Foursquare Accounts No Longer Required For New Users

Foursquare has just made an update to the app that allows new users to onboard without creating an account, finally allowing the app to be used as a discovery-first tool.

Since its launch years ago, Foursquare was a location-based social network that allowed users to track their favorite spots and share them with friends. This framework called for a privacy policy, which require each user to have an account. The app split into two separate apps, Foursquare and Swarm, last year.

The new Foursquare no longer needs users to have accounts to be useful or secure. The new Foursquare ditches the check-in and focuses more on offering perfect, personalized recommendations. It competes directly with Yelp, but offers a far more beautiful interface and the opportunity to add preferences and social integration so that users get customized suggestions.

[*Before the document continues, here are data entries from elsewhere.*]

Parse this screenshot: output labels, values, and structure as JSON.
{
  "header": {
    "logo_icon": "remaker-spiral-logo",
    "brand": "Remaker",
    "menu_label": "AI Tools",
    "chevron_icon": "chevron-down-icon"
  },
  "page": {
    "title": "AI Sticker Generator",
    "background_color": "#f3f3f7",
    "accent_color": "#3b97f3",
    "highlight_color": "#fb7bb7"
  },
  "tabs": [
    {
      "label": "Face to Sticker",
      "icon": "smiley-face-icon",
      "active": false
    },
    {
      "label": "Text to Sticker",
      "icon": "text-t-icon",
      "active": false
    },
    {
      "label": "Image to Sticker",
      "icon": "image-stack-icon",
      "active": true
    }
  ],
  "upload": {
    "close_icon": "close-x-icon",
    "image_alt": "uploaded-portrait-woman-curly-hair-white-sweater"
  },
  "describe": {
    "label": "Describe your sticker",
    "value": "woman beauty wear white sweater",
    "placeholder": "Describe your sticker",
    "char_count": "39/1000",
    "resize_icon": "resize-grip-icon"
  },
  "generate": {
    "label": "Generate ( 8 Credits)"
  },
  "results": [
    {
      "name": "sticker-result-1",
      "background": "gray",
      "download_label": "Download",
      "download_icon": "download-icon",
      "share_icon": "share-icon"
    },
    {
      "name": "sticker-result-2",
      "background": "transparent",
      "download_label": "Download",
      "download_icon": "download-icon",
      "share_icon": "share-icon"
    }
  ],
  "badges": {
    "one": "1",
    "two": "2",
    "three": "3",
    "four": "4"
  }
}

However, in order to offer that personalized content, Foursquare was forcing users to sign up for an account through a relatively tedious on-boarding process. Users were asked to integrate social feeds as well as input taste preferences (for pizza, or milkshakes, or vegan food) before they were given location-based recommendations.

Under the new system, both the social integration and the customization layer can be skipped, sending new users directly to content they can use in the moment. At any time, of course, users can add preferences (by simply clicking on the item or category) and link up their social accounts for friend recommendations.

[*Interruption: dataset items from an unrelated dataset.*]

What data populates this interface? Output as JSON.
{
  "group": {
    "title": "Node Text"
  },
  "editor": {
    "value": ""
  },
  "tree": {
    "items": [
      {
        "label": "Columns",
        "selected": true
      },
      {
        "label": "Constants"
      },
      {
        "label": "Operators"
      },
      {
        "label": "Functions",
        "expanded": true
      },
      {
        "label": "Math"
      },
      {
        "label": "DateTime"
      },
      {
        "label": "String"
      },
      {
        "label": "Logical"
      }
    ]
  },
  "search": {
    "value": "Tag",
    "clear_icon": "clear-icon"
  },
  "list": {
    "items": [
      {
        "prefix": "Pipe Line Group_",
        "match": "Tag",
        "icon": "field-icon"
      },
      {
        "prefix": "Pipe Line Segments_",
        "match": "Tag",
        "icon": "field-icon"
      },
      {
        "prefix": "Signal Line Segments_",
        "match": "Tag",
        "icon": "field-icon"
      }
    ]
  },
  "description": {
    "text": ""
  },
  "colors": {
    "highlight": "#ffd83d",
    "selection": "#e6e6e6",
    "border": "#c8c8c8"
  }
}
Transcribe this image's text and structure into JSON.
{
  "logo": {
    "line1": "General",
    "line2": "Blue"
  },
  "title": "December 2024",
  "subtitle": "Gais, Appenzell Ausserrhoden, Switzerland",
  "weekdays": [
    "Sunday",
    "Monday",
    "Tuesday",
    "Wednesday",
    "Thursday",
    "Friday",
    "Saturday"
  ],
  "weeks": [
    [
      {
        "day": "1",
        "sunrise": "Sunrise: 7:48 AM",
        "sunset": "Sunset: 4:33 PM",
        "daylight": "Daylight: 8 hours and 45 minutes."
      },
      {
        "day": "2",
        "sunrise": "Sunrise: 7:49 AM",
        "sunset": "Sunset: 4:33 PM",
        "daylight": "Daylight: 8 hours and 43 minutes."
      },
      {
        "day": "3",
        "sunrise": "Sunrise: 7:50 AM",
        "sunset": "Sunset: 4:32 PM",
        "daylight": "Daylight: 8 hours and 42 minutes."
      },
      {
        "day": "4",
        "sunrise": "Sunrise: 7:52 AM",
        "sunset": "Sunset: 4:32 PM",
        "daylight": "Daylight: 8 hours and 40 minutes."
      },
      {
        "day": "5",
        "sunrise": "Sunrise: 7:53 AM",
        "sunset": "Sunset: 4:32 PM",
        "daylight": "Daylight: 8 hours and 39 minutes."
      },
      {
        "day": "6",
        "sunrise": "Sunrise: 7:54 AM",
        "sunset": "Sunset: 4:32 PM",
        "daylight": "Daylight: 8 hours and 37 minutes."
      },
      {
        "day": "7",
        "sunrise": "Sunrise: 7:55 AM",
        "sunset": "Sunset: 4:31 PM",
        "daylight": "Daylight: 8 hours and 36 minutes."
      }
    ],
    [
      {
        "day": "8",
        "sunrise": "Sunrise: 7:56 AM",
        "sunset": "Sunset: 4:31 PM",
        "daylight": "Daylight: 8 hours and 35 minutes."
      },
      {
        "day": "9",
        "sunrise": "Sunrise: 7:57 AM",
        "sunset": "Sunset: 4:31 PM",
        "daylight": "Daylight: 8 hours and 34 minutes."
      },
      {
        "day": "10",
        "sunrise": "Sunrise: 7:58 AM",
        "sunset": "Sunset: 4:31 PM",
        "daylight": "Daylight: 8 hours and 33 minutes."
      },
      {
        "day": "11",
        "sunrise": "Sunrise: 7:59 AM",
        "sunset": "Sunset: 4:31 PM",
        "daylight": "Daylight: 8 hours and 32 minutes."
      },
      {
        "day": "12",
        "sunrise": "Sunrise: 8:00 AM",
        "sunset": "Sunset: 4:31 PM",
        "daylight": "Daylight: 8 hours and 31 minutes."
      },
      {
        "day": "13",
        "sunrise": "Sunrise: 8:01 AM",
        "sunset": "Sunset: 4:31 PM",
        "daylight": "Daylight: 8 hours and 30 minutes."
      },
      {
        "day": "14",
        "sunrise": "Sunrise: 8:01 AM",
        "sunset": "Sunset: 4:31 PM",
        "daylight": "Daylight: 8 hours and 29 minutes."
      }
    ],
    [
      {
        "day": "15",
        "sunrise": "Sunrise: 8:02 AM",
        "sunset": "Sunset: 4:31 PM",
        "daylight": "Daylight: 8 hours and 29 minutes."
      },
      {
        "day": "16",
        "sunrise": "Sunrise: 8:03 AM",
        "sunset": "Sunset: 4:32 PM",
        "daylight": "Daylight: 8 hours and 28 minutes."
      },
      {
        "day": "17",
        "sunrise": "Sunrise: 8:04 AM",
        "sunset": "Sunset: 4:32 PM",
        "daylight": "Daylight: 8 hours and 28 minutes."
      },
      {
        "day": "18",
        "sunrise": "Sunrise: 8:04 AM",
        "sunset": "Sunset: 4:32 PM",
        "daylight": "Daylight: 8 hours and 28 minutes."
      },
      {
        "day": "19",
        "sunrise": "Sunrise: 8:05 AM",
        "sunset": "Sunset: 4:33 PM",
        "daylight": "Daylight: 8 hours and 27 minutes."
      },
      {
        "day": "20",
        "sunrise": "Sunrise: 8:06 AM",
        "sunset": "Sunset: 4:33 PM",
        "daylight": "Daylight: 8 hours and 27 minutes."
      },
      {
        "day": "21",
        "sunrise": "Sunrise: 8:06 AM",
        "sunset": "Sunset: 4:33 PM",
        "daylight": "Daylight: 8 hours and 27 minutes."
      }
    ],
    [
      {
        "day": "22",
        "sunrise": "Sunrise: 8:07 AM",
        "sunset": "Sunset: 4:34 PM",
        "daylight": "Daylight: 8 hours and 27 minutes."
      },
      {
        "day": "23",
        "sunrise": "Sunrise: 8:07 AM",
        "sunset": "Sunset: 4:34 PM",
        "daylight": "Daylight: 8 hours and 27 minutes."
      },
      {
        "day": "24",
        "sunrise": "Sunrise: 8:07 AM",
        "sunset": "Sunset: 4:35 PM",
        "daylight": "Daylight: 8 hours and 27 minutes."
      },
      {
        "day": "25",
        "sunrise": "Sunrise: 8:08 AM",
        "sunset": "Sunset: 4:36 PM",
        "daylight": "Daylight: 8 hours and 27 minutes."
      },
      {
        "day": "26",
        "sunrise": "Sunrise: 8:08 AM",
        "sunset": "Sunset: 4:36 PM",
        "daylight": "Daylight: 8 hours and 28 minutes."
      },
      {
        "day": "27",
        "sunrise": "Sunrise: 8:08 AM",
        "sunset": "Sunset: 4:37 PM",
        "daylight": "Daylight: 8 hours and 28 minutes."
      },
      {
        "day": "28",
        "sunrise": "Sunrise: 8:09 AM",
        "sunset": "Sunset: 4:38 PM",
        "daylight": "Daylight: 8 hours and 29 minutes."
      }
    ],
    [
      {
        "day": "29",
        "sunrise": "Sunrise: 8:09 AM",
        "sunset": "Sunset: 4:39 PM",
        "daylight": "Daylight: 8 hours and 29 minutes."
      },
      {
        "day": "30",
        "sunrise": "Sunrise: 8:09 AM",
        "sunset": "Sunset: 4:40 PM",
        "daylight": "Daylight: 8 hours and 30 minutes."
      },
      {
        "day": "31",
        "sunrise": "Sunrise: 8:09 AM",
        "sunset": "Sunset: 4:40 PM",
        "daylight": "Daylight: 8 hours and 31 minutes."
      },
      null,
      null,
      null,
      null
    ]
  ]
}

This should remove some friction for new users. But why now?

Foursquare product manager Jonathan Crowley said that it was a difficult and challenging engineering task to take on, given the framework of the existing system.

Foursquare and Swarm combined have more than 55 million accounts created, and that doesn’t account for traffic on Foursquare.com.

The app is available on Android and Windows Phone and the update is currently rolling out to devices on iOS.